I made a note here when I wrote that little poem this morning, if I can read it without my glasses: “Poetic language has the ability to transform the drab background of existence by ripping open the printed page to let the marvelous rush in and inviting an ecstatic participation in a divinely animated universe.”
TOD That’s very Walt Whitman-like. Were you ever a Whitman fan?
TOD I love Walt Whitman. We need a Whitman of our age to somehow rouse people awake.
TOM We need to find a new way now of interfacing with the Mystery. The capital-M mystery. I think that’s missing from our culture now.
TOD What’s in the way? What’s stopping our connection?
TOM Well, we have [connected] as a species at various times throughout history. I’m sure that there were challenges in the past just as there are today. I mean, the Mystery didn’t change. We have to change. I don’t think evolution stopped with the invention of the cell phone. It’s maybe hit a wall, but there will be cracks in that wall. In the ’60s, psychedelics made big cracks in the wall and allowed and propelled a lot of people to interface with the Mystery who had never given a thought to the capital-M Mystery before.

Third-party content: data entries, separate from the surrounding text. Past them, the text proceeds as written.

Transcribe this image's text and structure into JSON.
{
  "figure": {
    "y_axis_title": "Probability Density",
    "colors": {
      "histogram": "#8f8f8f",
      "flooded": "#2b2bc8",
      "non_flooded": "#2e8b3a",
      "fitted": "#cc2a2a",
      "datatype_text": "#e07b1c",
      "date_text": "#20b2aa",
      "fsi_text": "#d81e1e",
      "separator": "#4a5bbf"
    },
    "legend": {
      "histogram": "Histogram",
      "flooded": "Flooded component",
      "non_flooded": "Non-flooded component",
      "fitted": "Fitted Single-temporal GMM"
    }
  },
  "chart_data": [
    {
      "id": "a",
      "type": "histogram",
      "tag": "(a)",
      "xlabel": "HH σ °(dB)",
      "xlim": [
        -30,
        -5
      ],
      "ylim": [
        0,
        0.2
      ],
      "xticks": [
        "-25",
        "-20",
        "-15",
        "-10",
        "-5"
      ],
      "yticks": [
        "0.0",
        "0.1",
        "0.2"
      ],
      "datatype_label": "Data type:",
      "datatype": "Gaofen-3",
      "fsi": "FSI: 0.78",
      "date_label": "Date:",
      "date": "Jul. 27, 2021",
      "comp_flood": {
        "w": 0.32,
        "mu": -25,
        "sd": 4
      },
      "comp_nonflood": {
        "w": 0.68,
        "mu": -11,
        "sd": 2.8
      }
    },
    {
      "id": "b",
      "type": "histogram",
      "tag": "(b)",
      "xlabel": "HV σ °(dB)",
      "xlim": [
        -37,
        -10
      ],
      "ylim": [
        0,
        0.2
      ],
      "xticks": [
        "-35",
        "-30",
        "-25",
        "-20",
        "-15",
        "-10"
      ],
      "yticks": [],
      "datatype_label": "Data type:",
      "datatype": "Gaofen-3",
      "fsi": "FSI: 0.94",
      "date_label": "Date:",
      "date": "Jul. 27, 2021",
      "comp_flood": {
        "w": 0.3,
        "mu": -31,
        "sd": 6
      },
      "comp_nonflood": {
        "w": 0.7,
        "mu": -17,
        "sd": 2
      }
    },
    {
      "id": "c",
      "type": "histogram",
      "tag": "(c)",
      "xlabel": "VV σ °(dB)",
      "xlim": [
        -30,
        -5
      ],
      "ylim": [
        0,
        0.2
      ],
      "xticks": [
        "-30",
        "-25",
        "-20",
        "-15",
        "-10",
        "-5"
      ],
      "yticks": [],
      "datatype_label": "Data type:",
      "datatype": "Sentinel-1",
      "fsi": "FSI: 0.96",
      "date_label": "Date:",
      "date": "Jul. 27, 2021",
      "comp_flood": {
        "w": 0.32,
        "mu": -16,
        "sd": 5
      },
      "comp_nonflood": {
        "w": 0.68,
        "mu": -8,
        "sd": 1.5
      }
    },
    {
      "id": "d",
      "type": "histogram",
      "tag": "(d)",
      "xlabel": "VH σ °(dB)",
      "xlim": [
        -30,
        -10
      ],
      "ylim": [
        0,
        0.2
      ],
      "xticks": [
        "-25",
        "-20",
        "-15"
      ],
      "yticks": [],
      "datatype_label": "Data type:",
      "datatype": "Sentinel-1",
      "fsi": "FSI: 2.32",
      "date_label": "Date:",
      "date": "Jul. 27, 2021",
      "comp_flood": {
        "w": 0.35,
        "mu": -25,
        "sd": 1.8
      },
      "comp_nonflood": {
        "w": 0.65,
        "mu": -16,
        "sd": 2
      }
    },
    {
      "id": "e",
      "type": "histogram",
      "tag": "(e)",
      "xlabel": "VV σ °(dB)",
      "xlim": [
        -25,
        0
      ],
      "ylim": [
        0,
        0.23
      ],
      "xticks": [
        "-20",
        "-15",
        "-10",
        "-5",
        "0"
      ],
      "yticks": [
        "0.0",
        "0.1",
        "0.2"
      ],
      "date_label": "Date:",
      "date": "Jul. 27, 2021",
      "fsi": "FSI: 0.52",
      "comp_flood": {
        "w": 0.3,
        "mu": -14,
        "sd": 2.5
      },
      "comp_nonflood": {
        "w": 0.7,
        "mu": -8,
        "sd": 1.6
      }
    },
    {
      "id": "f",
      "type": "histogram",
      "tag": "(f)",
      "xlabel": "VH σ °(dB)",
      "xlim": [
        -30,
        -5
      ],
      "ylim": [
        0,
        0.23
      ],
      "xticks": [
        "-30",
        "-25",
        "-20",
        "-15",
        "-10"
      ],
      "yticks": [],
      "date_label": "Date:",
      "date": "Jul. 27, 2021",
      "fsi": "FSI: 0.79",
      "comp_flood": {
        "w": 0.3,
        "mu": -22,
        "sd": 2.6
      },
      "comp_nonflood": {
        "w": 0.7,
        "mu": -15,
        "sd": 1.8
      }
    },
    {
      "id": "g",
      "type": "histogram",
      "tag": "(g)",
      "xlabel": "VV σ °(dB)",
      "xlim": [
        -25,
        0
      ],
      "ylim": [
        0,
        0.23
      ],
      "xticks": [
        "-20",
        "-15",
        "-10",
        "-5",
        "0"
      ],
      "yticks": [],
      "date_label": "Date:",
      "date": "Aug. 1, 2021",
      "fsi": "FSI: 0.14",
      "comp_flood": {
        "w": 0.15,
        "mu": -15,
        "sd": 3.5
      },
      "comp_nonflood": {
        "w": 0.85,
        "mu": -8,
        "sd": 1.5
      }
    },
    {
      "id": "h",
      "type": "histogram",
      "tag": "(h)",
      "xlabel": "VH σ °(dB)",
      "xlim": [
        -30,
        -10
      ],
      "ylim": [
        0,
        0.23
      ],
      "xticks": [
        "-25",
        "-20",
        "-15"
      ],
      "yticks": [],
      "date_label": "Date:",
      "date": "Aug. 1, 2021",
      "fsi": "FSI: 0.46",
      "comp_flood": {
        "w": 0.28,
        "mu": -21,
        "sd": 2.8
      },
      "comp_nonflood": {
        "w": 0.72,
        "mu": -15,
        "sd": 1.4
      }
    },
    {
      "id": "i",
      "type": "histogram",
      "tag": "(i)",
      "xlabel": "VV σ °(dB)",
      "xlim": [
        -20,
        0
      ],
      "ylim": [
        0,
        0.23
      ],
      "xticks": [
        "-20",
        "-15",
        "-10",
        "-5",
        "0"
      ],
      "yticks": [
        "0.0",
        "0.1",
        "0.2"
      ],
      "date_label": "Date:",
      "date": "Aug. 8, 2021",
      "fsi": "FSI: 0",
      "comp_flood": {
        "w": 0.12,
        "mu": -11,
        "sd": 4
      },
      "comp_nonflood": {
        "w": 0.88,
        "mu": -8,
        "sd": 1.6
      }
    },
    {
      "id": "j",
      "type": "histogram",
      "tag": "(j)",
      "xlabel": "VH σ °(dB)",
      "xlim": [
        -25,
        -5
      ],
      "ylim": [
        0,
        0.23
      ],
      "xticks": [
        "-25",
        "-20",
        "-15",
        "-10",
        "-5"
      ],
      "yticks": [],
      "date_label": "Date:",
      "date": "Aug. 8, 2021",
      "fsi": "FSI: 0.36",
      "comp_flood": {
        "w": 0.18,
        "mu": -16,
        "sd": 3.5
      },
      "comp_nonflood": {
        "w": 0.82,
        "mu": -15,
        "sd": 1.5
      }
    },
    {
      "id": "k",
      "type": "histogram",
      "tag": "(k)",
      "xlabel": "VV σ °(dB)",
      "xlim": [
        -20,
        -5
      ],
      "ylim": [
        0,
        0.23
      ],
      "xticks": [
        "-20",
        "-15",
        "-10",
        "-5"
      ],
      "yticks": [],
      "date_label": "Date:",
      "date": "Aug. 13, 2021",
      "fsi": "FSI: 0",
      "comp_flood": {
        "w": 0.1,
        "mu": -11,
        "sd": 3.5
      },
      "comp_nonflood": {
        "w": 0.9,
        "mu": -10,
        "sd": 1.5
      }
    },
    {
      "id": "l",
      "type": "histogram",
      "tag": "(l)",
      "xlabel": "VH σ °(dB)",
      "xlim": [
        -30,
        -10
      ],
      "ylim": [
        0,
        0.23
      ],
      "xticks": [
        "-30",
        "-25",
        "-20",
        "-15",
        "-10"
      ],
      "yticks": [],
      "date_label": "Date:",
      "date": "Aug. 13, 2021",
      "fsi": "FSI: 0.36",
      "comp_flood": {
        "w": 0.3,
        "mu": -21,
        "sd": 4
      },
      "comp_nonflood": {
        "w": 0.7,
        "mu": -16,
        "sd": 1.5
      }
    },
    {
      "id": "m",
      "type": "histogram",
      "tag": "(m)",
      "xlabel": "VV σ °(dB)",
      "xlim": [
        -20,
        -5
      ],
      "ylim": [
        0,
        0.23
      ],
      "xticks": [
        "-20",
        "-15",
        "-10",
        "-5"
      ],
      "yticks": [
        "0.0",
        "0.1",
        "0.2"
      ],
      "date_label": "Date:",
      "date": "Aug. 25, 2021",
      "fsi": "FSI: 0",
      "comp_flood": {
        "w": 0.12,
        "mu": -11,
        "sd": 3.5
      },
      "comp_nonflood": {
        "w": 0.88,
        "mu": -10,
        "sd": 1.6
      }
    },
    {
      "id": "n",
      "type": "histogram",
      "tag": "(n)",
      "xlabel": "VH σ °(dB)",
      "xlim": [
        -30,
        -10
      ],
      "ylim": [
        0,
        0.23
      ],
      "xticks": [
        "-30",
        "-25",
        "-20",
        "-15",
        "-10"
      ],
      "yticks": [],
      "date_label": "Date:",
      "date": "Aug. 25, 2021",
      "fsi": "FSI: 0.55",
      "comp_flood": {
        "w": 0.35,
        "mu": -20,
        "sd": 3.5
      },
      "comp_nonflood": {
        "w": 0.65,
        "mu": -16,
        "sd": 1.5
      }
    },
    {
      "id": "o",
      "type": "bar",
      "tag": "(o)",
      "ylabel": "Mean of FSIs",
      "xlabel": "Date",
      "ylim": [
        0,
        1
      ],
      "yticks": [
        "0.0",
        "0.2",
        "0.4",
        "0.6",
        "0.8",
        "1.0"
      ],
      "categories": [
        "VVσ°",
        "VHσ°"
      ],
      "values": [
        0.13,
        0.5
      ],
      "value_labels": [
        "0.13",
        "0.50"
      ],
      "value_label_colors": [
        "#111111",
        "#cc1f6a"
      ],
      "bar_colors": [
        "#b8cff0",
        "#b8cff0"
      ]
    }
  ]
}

And it’s possible that something like that will happen again. There could be some electronic device that allows people to have a transcendent experience.
TOD I hope so.
TOM Something cosmic.
TOD Even if it just allows the cultivation of comfort with uncertainty.
TOM We’ve had dark ages in the past.
TOD Does it feel like a dark age to you?
TOM It’s starting to feel that way more and more, but my porchlight is burning night and day.